Rectovaginal fistulae may be extremely debilitating. If the opening between the rectum and vagina is wide, it will allow both flatulence and feces to escape through the vagina, leading to fecal incontinence. There is an association with recurrent urinary and vaginal infections. The fistula may also connect the rectum and urethra, which is called a recto-urethral fistula. Either condition can lead to labial fusion. This type of fistula can cause pediatricians to misdiagnose imperforate anus. The severity of the symptoms will depend on the size of the fistula. Most often, it appears about a week or so after childbirth.

==Causes==
Rectovaginal fistulas are often the result of trauma during childbirth (in which case it is known as obstetric fistula), with increased risk associated with significant lacerations or interventions are used such as episiotomy or operative (forceps/vacuum extraction) deliveries or in situations where there is inadequate health care, such as in some developing countries. Rectovaginal fistula is said to be known as the leading cause of maternal death in developing countries. Risk factors include prolonged labour, difficult instrumental delivery, and paramedian episiotomy. Rates in Eritrea are estimated as high as 350 per 100,000 vaginal births. Fistulas can also develop as a result of physical trauma to either the vagina or anus, including from rape. Women with rectovaginal fistulae are often stigmatized in developing countries and become outcasts.

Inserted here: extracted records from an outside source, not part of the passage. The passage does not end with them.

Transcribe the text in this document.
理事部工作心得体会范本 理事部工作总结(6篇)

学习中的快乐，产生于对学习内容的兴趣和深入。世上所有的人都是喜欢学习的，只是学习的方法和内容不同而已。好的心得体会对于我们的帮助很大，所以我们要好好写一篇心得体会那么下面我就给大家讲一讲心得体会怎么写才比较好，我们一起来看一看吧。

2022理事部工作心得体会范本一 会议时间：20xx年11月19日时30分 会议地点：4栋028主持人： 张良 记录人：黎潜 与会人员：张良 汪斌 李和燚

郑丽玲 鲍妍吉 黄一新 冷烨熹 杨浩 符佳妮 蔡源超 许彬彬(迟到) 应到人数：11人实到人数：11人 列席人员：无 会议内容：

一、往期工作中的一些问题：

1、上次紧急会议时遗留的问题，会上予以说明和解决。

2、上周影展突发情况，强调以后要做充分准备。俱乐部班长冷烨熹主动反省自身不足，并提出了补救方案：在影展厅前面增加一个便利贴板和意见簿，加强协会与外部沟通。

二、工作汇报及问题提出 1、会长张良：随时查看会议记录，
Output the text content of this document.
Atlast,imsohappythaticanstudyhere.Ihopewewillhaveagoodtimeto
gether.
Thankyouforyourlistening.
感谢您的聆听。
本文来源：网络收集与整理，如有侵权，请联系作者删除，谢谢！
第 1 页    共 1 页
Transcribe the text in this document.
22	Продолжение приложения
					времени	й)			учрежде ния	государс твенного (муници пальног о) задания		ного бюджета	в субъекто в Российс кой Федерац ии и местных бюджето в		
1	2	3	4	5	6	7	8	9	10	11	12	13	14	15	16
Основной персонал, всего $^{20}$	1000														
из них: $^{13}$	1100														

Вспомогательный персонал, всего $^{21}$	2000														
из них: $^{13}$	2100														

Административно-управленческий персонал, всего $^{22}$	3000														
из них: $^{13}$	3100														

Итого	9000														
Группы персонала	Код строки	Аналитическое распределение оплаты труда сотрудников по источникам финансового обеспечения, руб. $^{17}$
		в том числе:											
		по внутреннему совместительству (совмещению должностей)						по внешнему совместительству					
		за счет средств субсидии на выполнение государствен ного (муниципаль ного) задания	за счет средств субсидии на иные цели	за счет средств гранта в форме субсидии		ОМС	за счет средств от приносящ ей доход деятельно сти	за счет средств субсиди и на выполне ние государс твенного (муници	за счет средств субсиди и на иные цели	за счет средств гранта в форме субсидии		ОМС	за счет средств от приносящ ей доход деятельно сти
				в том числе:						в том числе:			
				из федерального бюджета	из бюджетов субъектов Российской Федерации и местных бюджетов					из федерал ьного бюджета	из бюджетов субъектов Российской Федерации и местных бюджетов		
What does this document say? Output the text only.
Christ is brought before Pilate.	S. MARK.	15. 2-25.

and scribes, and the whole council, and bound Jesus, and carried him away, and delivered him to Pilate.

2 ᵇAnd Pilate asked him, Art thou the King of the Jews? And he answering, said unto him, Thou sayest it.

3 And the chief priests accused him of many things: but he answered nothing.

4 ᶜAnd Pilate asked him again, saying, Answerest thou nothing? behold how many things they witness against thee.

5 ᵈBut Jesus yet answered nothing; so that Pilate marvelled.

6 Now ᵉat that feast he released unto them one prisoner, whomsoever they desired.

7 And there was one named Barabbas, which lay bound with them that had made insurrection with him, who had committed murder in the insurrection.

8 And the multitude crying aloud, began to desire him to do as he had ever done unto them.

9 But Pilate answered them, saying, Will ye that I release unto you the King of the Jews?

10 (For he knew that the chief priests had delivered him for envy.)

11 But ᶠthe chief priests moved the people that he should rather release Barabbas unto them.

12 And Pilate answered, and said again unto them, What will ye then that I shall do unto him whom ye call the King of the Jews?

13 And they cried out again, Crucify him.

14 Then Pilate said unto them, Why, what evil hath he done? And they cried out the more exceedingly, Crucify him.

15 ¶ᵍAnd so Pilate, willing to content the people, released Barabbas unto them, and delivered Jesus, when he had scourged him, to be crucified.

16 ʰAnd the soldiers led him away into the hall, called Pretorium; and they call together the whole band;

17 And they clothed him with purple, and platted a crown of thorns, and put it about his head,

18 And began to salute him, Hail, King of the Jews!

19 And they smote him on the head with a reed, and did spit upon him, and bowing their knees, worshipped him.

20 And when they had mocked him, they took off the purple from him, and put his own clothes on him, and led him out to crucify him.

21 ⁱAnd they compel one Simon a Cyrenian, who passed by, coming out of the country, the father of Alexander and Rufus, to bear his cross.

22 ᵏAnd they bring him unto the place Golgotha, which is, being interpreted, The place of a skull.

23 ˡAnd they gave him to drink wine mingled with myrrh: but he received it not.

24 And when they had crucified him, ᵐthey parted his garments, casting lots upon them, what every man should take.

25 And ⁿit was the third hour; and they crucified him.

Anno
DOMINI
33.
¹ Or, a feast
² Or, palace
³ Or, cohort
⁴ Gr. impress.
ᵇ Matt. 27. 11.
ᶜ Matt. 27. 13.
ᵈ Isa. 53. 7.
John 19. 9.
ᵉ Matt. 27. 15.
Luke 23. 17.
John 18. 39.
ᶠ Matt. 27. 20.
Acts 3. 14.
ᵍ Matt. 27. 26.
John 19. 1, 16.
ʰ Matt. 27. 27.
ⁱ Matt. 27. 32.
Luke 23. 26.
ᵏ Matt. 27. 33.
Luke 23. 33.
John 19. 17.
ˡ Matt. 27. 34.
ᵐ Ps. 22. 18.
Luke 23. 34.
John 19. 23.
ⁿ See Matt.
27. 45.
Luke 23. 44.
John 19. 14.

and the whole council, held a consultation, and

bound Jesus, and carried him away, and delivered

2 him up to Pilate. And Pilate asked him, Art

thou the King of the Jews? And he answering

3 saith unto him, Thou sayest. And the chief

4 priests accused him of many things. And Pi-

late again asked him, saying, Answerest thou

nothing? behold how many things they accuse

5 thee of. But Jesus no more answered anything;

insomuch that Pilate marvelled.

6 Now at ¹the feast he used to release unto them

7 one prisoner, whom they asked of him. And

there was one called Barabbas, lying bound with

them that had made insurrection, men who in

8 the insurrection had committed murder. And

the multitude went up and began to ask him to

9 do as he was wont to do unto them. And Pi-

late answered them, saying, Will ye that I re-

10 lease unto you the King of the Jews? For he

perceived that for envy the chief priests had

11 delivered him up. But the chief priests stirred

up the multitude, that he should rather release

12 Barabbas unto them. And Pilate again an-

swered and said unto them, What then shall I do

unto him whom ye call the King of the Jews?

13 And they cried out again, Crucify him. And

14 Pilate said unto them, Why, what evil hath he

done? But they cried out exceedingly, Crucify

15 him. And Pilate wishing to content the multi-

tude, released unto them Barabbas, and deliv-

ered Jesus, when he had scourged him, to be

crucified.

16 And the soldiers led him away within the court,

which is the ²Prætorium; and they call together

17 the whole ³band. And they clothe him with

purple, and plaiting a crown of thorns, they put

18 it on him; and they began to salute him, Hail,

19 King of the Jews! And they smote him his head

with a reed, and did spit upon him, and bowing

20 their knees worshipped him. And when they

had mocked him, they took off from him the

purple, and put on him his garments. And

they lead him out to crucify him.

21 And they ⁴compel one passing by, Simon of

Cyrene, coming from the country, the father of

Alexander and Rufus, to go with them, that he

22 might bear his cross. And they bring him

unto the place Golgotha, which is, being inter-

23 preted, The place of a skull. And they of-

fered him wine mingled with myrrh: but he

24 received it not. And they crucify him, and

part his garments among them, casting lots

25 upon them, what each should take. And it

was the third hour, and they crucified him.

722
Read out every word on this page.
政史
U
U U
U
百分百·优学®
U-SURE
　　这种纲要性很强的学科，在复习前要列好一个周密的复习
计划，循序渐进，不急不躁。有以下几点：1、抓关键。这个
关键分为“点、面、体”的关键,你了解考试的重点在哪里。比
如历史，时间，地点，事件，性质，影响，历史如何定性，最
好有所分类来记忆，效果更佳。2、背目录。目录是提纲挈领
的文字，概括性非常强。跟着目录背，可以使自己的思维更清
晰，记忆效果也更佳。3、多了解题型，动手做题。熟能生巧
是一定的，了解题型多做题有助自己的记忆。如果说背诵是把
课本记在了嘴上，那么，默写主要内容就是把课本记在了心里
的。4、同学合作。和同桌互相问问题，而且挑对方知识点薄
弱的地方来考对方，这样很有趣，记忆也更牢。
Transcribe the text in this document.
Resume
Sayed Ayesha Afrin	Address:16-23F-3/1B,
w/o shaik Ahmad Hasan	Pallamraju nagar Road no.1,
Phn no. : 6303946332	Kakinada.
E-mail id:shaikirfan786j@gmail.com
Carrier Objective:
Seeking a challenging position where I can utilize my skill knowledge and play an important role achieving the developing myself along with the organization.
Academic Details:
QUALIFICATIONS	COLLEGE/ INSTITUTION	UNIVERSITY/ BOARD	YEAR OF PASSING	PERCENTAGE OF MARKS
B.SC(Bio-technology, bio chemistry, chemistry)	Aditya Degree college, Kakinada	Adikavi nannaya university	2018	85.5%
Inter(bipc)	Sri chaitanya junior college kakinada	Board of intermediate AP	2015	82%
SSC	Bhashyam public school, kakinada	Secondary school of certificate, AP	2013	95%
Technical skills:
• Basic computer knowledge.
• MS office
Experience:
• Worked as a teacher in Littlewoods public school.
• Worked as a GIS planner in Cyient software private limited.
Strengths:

Rectovaginal fistula can also be a symptom of various diseases, including infection by lymphogranuloma venereum, or the unintended result of surgery, such as episiotomy or sex reassignment surgery. They may present as a complication of vaginal surgery, including vaginal hysterectomy. They are a recognized presentation of rectal carcinoma or rarely diverticular disease of the bowel or Crohn's disease. They are seen rarely after radiotherapy treatment for cervical cancer.

==Treatment==
After diagnosing rectovaginal fistula, it is best to wait for around three months to allow the inflammation to subside. For low fistulae, a vaginal approach is best, while an abdominal repair would be necessary for a high fistula at the posterior fornix.
A circular incision is made around the fistula, and the vagina is separated from the underlying rectum with a sharp circumferential dissection. The entire fistulous tract, along with a small rim of rectal mucosa, is incised. The rectal wall is then closed extramucosally.

Most rectovaginal fistulas need surgical repair. Medications such as antibiotics and Infliximab may be prescribed to help close the rectovaginal fistula or prepare for surgery.